Bir de filmim var bugünün sözü edilecekleri arasında...ABD'nin gelmiş geçmiş en iyi başkanı olarak gösterilen Abraham Lincoln'ün köleliği kaldırış dönemlerinin anlatıldığı LİNCOLN... 12 dalda Oscar adayı ve dün akşam ki Altın Kürede en iyi  erkek oyuncu ödülünü aldı,Lincoln'ü oynayan oyuncu...Politik yaşamın yumurta küfesi taşımakla eş değer olduğunu gösteren bir film demiş eleştirmenlerden biri...Bu filmden  bana kalan Öklid'in bir sözü oldu...'' Aynı şeye eşit olan şeyler birbirine de eşittir''


Bugün hava çok güzeldi memleketinde be Usta...Aynı senin sevdiğin gibiydi...Memleket havasıydı...İyi ki doğdun,nice sonsuz yıllara Nazım Hikmet...
Hehehey TARANTA-BABU 
                                             hehehey,
yaşamak ne güzel şey 
                   anasını sattığımın 
                                        yaşamak ne güzel şey... 


14 Ocak 2013 Pazartesi

meze günü,uykusuz gece, geleneksel yemek günü

Dün bu şahane meze sofrasının konuğuyduk. Zeya,Ebrucuk(Yıldızlı Fırça),Zuz,Elçin,Cancan'ın Annesi Berfu  toplaştık,Ecemin evinde ...Begüm ile donatmışlardı masayı  türlü çeşit meze ile...Herşey enfesti benim gönlüm  finaldeki elmalı pastada kaldı hala...Zeya,az kala yatıya kalacaktık demiş de ne doğru demiş. Saatler  bir aradayken nasıl da akıp geçiyor,gülüşler,keyifli sohbetler ne çabuk zamana karışıyor. Neyseki bu buluşmalardan yine binbir planla çıkılır.

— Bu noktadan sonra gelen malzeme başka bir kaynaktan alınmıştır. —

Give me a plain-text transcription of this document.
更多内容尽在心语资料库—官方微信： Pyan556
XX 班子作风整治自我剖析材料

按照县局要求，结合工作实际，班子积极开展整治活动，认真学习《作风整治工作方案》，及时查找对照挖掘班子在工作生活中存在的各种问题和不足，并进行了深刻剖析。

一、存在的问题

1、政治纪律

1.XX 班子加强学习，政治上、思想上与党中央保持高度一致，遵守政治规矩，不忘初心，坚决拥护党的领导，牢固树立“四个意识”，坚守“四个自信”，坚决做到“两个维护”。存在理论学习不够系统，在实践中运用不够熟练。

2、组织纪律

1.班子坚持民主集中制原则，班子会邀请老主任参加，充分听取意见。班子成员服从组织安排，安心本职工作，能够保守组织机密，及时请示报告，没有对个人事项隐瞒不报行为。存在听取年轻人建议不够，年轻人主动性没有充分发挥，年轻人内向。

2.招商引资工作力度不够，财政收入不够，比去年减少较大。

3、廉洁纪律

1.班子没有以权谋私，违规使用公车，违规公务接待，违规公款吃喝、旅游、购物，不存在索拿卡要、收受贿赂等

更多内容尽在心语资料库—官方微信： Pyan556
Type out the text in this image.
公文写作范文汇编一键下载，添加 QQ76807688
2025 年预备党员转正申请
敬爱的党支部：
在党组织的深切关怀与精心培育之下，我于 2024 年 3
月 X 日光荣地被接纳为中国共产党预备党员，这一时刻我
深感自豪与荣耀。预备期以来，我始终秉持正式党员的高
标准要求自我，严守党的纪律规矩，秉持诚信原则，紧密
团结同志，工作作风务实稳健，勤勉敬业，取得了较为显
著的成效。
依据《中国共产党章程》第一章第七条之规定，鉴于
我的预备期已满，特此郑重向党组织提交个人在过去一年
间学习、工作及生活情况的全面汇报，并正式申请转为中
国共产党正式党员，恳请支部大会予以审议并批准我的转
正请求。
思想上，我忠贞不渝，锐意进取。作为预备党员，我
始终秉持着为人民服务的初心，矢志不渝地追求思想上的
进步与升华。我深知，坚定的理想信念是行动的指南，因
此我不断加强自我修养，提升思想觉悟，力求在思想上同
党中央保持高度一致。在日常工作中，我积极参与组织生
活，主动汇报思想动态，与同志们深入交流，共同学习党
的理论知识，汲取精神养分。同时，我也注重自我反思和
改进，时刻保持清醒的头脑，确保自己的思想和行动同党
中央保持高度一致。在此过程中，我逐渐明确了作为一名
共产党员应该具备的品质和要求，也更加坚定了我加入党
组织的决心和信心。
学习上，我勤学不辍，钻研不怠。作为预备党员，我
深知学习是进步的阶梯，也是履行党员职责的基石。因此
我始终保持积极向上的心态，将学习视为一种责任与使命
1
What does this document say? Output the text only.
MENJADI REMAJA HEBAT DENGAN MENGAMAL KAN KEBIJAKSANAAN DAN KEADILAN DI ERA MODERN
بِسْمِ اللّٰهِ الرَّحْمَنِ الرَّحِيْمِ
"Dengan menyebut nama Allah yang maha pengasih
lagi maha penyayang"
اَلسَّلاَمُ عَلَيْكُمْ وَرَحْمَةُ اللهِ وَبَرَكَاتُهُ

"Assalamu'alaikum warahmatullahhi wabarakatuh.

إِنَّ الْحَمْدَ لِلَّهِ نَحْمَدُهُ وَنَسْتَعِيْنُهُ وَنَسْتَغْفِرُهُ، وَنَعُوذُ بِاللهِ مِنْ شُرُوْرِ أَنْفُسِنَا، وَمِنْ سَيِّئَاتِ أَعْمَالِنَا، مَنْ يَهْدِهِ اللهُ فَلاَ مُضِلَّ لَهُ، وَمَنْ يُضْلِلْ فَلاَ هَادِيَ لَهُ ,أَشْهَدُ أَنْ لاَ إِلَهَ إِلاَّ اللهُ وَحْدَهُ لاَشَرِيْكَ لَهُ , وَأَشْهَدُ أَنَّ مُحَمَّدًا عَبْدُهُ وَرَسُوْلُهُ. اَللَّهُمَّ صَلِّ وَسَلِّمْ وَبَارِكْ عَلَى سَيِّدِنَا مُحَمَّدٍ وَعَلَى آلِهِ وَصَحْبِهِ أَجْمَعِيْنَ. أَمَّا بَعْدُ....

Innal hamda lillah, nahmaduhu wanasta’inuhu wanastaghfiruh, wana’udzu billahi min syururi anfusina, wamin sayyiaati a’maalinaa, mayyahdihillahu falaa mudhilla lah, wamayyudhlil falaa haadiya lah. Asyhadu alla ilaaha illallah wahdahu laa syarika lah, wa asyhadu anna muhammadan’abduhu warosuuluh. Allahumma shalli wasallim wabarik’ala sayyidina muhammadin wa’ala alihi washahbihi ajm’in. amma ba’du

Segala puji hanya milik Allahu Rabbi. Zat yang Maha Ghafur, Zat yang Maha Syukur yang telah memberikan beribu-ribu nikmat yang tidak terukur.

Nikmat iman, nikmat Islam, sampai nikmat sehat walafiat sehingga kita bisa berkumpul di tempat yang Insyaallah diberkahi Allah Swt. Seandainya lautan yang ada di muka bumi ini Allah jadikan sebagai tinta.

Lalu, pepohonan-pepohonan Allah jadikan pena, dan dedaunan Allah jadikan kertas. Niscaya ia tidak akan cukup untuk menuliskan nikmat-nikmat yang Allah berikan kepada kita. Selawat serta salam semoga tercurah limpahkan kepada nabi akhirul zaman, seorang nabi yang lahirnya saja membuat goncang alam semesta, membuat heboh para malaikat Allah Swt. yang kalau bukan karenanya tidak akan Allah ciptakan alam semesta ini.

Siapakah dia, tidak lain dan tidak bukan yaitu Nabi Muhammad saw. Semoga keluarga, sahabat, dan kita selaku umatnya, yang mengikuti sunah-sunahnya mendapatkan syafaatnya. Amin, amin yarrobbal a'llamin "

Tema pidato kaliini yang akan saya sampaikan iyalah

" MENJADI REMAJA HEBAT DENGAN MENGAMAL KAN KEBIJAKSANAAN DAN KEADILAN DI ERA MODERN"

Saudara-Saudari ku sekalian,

(ıspanaklı börek ve elmalı turta masada yok malesef)

Ben çaydan kolaya,koladan şaraba sonra tekrar çaya geçtiğiğm yetmiyomuş gibi eve gelince de bir çay faslı yapınca sabaha kadar pilt pilt baktım. Baktım yatakta debelenmenin bir faydası yok,kalktım salona geçtim. Türkmax'da; Benim ve Roz'un Sonbaharı vardı,onu izledim. Bu filmi kaç kez izlemeye kalkıp ,vaz geçmiştim. Sanırım herşeyin bir zamanı var. Bu filmde benim uykusuz bir gecemin tanığı olacakmış.Film; Hasankeyf'e yapılan İlisu barajı için yapılmış. Sanırım amaç politik bir film yapmakmış ama bu konu biraz arkada kalmış. Hasankey'e bakmaya doyamadım, Filmde gazeteci Metin'in annesinin ağzından söylenen-20-30 yıl işe yarayacak bir baraj için binlerce yıllık tarihi yok ediyorlar sözü içimi cızlattı. Kentsel dönüşüm dalgasına yerinden yurdundan edilen insanlara dikakt çekmek açısından da doğru bir film. Sulukule derken şimdi de Balat'da aynı tezgah dönüyor. Daha dün bunları konuşmuştuk,film üstüne cuk oturdu.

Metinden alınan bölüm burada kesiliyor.